It’s an exciting, messy time in my house.
We have started solid foods.
I did a lot of research on our options, in large part because I’m very choosy about what I eat, and I wanted to make smart decisions for helping my daughter learn to like real, whole foods. I also wanted to make sure she was getting a balanced diet, learning not only how to eat but how much to eat (that will make more sense in a moment) and other best practices.
(Yeah, I hear all of you been-there-done-that moms laughing. I know you can’t make your kid a healthy eater by will power alone, but I figure it can’t hurt to try, especially in these early months.)
After months of researching, reading, planning and educating ourselves, we ended up just jumping in.* And so far — so good!
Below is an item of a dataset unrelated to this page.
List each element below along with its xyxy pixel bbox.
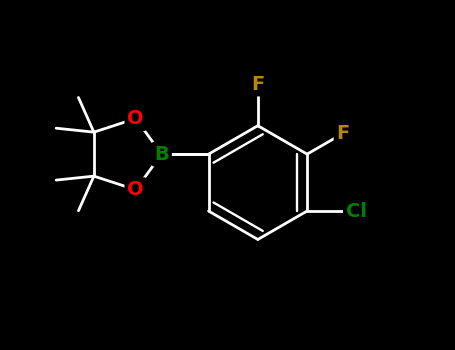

We’re following sort of a loose interpretation of Baby Led Weaning (an English phrase that doesn’t make as much sense here in the States, where weaning indicates an end of breastfeeding) although we call it baby solids or first foods. Instead of feeding a lot of Stage 1 purees or packaged products, we’re offering Audrey babyfied versions of the foods we eat.
Here are a few of the resources that I’m following**:
- Baby-Led Weaning
- Wholesome Baby Food
- the http://wholesomebabyfood.momtastic.com/ website is a great place for recipes and tutorials
- Introducing Solid Foods for the Breastfed Baby webinar from Isis Parenting
Early hits include sweet potatoes, broccoli (and broccolini), cheese and scrambled eggs. Avocado and banana are a bit slippery for her to hold onto, even when rolled in cereal or bread crumbs, but I’ll keep trying.
We even gave her a tiny “pizza” that my husband made of some dough, homemade tomato sauce and organic cheese! For now, I just cut everything into long finger shapes and either lightly steam or roast veggies. She kind of gums the food off the skin or squishes it into her fingers and then sticks her fist in her mouth. I’d say about 90% of it falls out, but every meal, she’s getting better at her aim.
Especially in these first months, I’m being very careful about the quality of the food we give her. Little to no salt/sodium (their little bodies don’t process it well), little to no sugar, organic fruits and veggies, whole milk cheese***, etc. I’m also continuing to breastfeed, and make sure she has a full tummy of milk before I offer any foods. For now, I’m not worried about how much she actually eats — she gets all the nutrition she needs from me — I just want to introduce the concept of eating to her.
One of the best parts of baby solids, at least in my opinion, is that Audrey feeds herself. I lay out a lot of options at every meal and she picks what she eats, how much, etc. I don’t encourage “one more bite” or worry if food goes to waste (or in our case, to our dogs). It’s fun to watch her make faces at new tastes and try to maneuver chunks of food into her mouth.
There are a lot of conflicting opinions on how and when to feed babies solid foods (you’d be surprised at how many people gave me the side eye when I refused to start any earlier, and when I told them I was not doing jarred foods or baby cereals) but I’m very confident that this is the right plan for us. Just a week ago, there was a big hubub when even more experts came out and recommended that parents not start solids at 4 months as previously recommended: http://well.blogs.nytimes.com/2013/04/08/advice-shifts-on-feeding-baby/. I know that we’re not necessarily the norm when it comes to how we’re planning to raise Audrey, but I’m extremely concerned with setting her up with healthy habits.
I’d love to answer any questions you have about what we do or why we do it — and I’ll be updating our journey once we have more than, say, four days behind us.
*I’d planned on waiting until Audrey was at least six months old and even then, letting her guide me on when she was ready. But at a week shy of 6 months, she reached into my bowl and grabbed a handful of food — then tried to stuff it in her mouth. Since she’s able to sit up (supported forever, without support for about 10 seconds, but the high chair lets her keep a straight back), seems interested in foods and has control over bringing objects to her mouth, I thought waiting seven more days was a bit arbitrary. See http://kellymom.com/nutrition/starting-solids/solids-when/.
**like with everything, I’m trying to be very flexible and figure out what works for us, especially with the added challenge of getting daycare on board with our plans.
***my next big hurdle is deciding whether or not to offer her cow’s milk to drink after a year — but for cheese, yogurt, etc., I’m fine with her having it.